I was toying with my intuition that there are always $n+1$ unit vectors in $\mathbb{R}^n$ such that every pair $v_i$ and $v_j$ ($i\neq j$) has the same angle between them. As those vectors are normalized this is equivalent to $$v_i\cdot v_j=\begin{cases} 1,& i=j \\m, & i\neq j \end{cases}$$ with $|m|<1$. So if $V$ is the $n\times (n+1)$ matrix whose columns are formed by the $v_i$ we have $$M:=V^TV=\begin{pmatrix}1 & m & \cdots &m \\m&1&\cdots&m\\ \vdots &&\ddots&\vdots \\ m&m&\cdots&1 \end{pmatrix}$$ $M$ is a $(n+1)\times (n+1)$ matrix and must be singular (as it is the product of two rank $n$ matrices). The sum of its rows is $(nm+1,nm+1,\ldots,nm+1)$. For $m=-\frac{1}{n}$ this is the null vector giving the required dot product $m$ as a function of $n$. E.g., for $n=2$, $m=-\frac{1}{2}$ corresponding to the expected angle of $120°=\arccos{-\frac{1}{2}}$. Now I'm asking is there a matrix decomposition so that I can get $V$ back from the product $M$? (I know that $V$ is not unique since I can freely rotate the vectors $v_i$ about an arbitrarily chosen fixed axis without changing their pairwise dot product.) I tried spectral decomposition of $M$ but that gives $n+1$ dimensional vectors and the $n$ nonzero eigenvalues of $M$ are all equal to $\frac{n+1}{n}$ which means that any linear combination of eigenvectors corresponding to that eigenvalue is also an eigenvector making the dot product between those eigenvectors rather arbitrary.
Decomposition of matrix occuring in problem of finding $n+1$ vectors in $\mathbb{R}^n$ with pairwise equal inner product
eigenvalues-eigenvectorslinear algebramatrix decompositionvector-spaces
Best Answer
In ${\mathbb R}^n$, having $n+1$ unit vectors such that the angle between any two of them be equal
implies that the vectors individuate the vertices of a regular n-simplex inscribed in the unit sphere.

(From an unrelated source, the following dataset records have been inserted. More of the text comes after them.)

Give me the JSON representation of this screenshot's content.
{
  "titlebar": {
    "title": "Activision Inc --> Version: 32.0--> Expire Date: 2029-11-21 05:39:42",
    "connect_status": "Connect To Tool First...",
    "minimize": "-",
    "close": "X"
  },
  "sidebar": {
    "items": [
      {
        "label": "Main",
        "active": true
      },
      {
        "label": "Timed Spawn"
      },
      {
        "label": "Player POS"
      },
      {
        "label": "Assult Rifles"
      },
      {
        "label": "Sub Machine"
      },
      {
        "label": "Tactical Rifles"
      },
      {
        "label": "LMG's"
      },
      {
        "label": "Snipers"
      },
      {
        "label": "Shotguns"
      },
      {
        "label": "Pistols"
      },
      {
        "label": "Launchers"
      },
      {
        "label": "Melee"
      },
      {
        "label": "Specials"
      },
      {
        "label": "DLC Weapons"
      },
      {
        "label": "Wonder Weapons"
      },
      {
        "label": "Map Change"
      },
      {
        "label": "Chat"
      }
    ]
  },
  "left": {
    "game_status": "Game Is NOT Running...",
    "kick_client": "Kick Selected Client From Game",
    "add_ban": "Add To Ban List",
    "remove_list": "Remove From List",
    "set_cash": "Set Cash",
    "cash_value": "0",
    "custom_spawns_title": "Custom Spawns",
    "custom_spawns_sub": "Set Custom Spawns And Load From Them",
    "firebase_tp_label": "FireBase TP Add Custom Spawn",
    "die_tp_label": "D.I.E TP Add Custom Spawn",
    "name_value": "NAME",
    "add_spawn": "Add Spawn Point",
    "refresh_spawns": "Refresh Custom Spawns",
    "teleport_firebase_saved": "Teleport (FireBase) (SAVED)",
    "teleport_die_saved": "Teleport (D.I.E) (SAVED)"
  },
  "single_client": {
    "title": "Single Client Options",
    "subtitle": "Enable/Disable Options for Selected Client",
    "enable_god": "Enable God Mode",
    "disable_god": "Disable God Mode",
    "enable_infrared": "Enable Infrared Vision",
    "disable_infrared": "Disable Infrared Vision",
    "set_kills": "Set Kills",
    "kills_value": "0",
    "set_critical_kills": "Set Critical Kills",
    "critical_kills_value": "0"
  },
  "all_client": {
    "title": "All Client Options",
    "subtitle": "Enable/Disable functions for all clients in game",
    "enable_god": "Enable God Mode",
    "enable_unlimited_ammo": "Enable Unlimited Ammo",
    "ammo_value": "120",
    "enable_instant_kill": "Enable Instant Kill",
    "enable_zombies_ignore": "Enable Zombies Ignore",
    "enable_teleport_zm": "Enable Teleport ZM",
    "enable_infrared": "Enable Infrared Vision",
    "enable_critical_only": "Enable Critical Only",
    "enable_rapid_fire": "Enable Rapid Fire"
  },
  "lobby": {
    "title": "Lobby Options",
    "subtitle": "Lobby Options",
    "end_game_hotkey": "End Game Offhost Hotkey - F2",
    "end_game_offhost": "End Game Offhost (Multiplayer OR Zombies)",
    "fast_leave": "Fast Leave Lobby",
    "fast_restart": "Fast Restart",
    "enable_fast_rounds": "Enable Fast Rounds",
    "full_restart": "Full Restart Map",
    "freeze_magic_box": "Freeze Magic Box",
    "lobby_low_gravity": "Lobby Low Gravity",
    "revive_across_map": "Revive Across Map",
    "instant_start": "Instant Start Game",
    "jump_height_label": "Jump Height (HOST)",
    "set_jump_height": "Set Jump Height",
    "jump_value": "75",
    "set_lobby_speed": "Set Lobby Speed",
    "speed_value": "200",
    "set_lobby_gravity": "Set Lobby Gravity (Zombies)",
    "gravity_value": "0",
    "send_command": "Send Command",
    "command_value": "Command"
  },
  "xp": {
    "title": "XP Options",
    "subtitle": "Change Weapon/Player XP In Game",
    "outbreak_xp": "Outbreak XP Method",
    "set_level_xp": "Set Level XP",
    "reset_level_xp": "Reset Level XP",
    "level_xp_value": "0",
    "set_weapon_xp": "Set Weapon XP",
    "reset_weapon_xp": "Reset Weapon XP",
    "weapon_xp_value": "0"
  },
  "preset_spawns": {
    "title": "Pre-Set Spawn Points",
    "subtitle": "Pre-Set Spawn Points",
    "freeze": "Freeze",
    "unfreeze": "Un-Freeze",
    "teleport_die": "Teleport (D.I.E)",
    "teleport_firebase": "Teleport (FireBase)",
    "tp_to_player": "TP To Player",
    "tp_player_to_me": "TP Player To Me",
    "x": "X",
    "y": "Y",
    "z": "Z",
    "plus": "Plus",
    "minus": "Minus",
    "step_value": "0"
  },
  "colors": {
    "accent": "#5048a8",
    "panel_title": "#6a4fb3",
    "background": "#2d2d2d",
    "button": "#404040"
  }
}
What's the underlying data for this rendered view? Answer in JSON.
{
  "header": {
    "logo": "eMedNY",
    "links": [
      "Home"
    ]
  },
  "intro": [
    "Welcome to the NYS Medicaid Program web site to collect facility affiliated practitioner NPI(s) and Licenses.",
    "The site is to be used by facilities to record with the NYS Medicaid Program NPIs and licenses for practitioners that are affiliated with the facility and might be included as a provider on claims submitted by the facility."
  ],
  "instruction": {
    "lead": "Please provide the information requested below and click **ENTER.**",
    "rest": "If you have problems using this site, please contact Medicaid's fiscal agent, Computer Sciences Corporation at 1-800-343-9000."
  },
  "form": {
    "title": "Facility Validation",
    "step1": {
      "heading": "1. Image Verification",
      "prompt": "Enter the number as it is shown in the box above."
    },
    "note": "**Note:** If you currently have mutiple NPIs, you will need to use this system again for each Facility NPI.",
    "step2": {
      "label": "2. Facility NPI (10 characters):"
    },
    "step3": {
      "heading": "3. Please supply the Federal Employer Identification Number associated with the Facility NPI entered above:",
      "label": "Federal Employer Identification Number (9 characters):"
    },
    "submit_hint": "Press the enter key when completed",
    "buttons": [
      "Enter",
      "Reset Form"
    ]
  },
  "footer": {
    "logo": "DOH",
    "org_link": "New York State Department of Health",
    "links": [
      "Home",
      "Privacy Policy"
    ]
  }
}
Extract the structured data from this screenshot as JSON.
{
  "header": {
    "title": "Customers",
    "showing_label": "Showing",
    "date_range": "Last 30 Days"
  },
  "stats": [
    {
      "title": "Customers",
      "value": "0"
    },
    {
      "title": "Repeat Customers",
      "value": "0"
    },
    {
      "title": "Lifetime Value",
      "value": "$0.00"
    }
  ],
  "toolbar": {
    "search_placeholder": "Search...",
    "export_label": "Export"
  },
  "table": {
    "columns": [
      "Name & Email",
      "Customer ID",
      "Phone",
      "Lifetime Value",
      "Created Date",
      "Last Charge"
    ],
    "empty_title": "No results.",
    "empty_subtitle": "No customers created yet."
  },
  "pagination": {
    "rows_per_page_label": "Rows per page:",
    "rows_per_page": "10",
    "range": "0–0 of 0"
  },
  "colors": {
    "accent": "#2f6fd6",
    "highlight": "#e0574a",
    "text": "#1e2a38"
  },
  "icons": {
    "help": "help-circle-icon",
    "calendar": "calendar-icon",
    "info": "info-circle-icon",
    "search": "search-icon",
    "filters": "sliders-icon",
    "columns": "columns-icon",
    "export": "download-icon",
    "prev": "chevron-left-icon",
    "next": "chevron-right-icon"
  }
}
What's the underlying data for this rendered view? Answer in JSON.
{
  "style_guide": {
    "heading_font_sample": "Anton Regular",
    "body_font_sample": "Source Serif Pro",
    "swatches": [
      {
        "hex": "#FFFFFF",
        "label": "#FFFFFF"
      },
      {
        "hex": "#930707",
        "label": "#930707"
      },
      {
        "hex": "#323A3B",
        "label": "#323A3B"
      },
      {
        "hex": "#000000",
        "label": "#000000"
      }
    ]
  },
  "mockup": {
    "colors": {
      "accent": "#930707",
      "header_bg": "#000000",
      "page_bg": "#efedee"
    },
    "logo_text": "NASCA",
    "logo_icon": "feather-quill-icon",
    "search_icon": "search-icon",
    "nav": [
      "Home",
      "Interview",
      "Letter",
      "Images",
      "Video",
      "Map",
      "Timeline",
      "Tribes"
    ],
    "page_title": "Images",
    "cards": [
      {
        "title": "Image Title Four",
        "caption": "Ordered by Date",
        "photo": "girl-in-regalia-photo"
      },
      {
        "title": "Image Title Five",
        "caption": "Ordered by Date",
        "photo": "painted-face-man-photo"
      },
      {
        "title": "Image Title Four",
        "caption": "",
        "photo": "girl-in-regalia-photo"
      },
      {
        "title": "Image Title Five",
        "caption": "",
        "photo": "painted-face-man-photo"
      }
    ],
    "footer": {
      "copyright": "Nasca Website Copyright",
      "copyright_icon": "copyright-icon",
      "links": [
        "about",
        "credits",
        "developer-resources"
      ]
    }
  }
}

That means that the cosine of the angle (your $m$) shall be $-1/n$.
$n$ of the vectors will be independent, while the (n+1)-th one will necessarily be dependent.
Therefore the $(n+1) \times (n+1)$ matrix $$ M = V^{\,T} V $$ will have null determinant.
But a $n \times n$ diagonal submatrix of it ($M'$)will be full-rank, symmetric (Hermitean) and positive definite, being a matrix of inner products.
So it admits a Cholesky decomposition $$ M' =L L^{\,T} $$ which is unique and therefore we shall have $$ M' = L\,L^{\,T} = V'^{\,T} V'\quad \Rightarrow \quad V' = L^{\,T} $$ where $V'$ is the $n \times n$ matrix of $n$ of the (column) vectors.
The additional $n+1$ vector $v$ will be derived by solving $$ V'^{\,T} v = Lv = - \frac{1}{n}\left( {\begin{array}{*{20}c} 1 \\ 1 \\ \vdots \\ 1 \\\end{array}} \right) $$
For example, for ${\mathbb R}^3$ we get $$ \begin{array}{l} M' = \left( {\begin{array}{*{20}c} 1 & { - 1/3} & { - 1/3} \\ { - 1/3} & 1 & { - 1/3} \\ { - 1/3} & { - 1/3} & 1 \\ \end{array}} \right) = \\ = L\,L^{\,T} = \left( {\begin{array}{*{20}c} 1 & 0 & 0 \\ { - \frac{1}{3}} & {\frac{{2\sqrt 2 }}{3}} & 0 \\ { - \frac{1}{3}} & { - \frac{{\sqrt 2 }}{3}} & {\frac{{\sqrt 3 \sqrt 2 }}{3}} \\ \end{array}} \right)\left( {\begin{array}{*{20}c} 1 & { - \frac{1}{3}} & { - \frac{1}{3}} \\ 0 & {\frac{{2\sqrt 2 }}{3}} & { - \frac{{\sqrt 2 }}{3}} \\ 0 & 0 & {\frac{{\sqrt 3 \sqrt 2 }}{3}} \\ \end{array}} \right) \\ \end{array} $$ and $$ V = \left( {\begin{array}{*{20}c} 1 & { - \frac{1}{3}} & { - \frac{1}{3}} & { - \frac{1}{3}} \\ 0 & {\frac{{2\sqrt 2 }}{3}} & { - \frac{{\sqrt 2 }}{3}} & { - \frac{{\sqrt 2 }}{3}} \\ 0 & 0 & {\frac{{\sqrt 3 \sqrt 2 }}{3}} & { - \frac{{\sqrt 3 \sqrt 2 }}{3}} \\ \end{array}} \right) $$